Learn more about SMS Cart Compliance requirements.
Consult with your Listrak team to determine what type of consent is being collected and your legal team to determine differences in messaging strategies.
Web Push
App Push
💡 A contact must have opted-in to the specific channel to receive messages in the channel.
Message Delivery Settings
When configuring an email or SMS message, you can set turn on the message delivery settings in the Properties Panel. Enabling this setting allows you to limit the time range for when a message is sent.
You can also enable Time Zone Optimization to adjust the time to a customer's location based on their IP address, if sending an email message, or the area code, for an SMS message.
⚠️ If a contact takes action outside of the specified timeframe, they will pause their progress through the journey until they reach the specified timeframe.
Decision Splits
Most decision splits can be placed anywhere in the journey to customize a customer's experience as they progress through the journey. Below are a few of the strategic ways decision splits can be used in a Product Browse Abandonment Journey. Once you have determined the strategy you would like to customize, learn more about configuring your decision splits.
💡 Use the multi-path option to create a fully customized experience for different groups of purchasers.
📦 Purchase History Split: This split can customize a contact's path based on their past order history. Message purchasers differently than prospects, for example providing a coupon earlier.
☑️ Subscription Split: This split can be used to customize a contact's path based on how, when, or if they are subscribed to a specific list. You can maintain CASL compliance by ensuring your abandoners are currently subscribed to your master list before receiving messages.
🛒 Cart Details Split: This split can be used to customize an abandoner's path based on the items in their cart. You can use an item's properties, e.g. sale status, or overall cart details, e.g. cart total, in the split. Send different coupons to higher vs lower value abandoners or stop a contact from receiving a coupon if a product is ineligible
✉️ Engagement Split: This split can change a contact's path if they have engaged with a previous email or SMS message. Use this type of split to send additional messages to those who have shown interest.
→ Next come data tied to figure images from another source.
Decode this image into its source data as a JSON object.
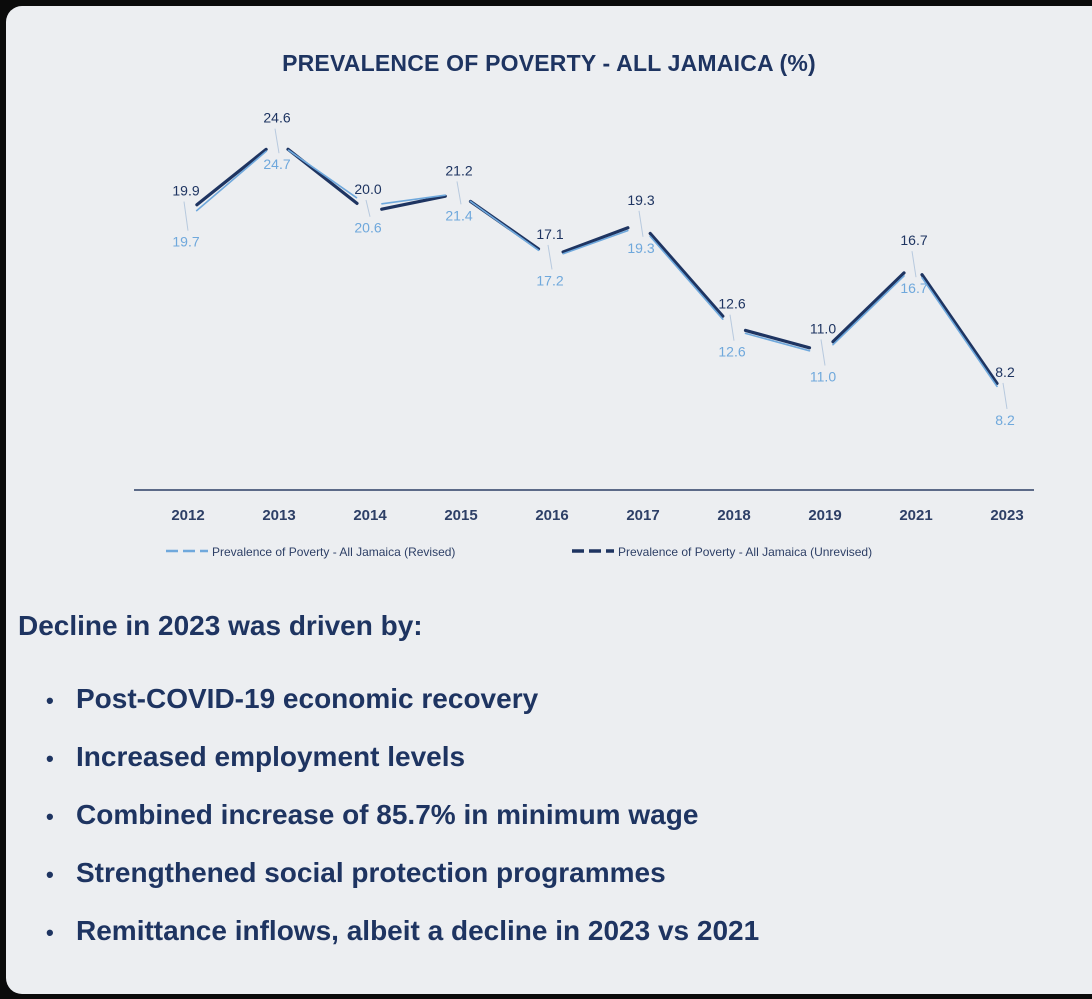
{
  "chart_data": {
    "type": "line",
    "title": "PREVALENCE OF POVERTY - ALL JAMAICA (%)",
    "categories": [
      "2012",
      "2013",
      "2014",
      "2015",
      "2016",
      "2017",
      "2018",
      "2019",
      "2021",
      "2023"
    ],
    "series": [
      {
        "name": "Prevalence of Poverty - All Jamaica (Revised)",
        "values": [
          19.7,
          24.7,
          20.6,
          21.4,
          17.2,
          19.3,
          12.6,
          11.0,
          16.7,
          8.2
        ],
        "color": "#6fa8dc"
      },
      {
        "name": "Prevalence of Poverty - All Jamaica (Unrevised)",
        "values": [
          19.9,
          24.6,
          20.0,
          21.2,
          17.1,
          19.3,
          12.6,
          11.0,
          16.7,
          8.2
        ],
        "color": "#1e3461"
      }
    ],
    "legend": "bottom",
    "grid": false
  },
  "caption": {
    "heading": "Decline in 2023 was driven by:",
    "bullet_char": "•",
    "items": [
      "Post-COVID-19 economic recovery",
      "Increased employment levels",
      "Combined increase of 85.7% in minimum wage",
      "Strengthened social protection programmes",
      "Remittance inflows, albeit a decline in 2023 vs 2021"
    ]
  },
  "colors": {
    "background": "#eceef1",
    "text": "#1e3461",
    "revised": "#6fa8dc",
    "unrevised": "#1e3461"
  }
}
🔀 Random Split: The random split can be used to test different components of a campaign by sending a percentage of customers one experience and the rest another experience. Use the random split to test how many messages to include, which subject lines have impact on open rates, or test how long to wait between messages.
📱 Channel Affinity Split: This split can be used to prioritize the messaging channel used to communicate with a customer.
Activating the Journey
Once all messages have been created and the paths established, you are ready to activate the journey so that contacts can start receiving the new path and messages.
To activate, select the Activate button in the top right corner.
💡 Helpful Tips
Journey must be live to activate:
Checkout abandon events will continue routing through your existing Cart Abandonment Journey until a Checkout Abandonment Journey is published. Once activated, the two journeys will split as intended, ensuring your current setup remains unchanged until you opt in.Reporting is not yet segmented:
While performance metrics are available within individual journeys, Checkout Abandonment is not currently broken out separately from Cart Abandonment in aggregated reporting views.SMS Compliance Reminder:
Checkout Abandonment uses the same underlying data and event structure as Cart Abandonment. As a result, you should apply the same SMS consent rules and messaging best practices when configuring this journey.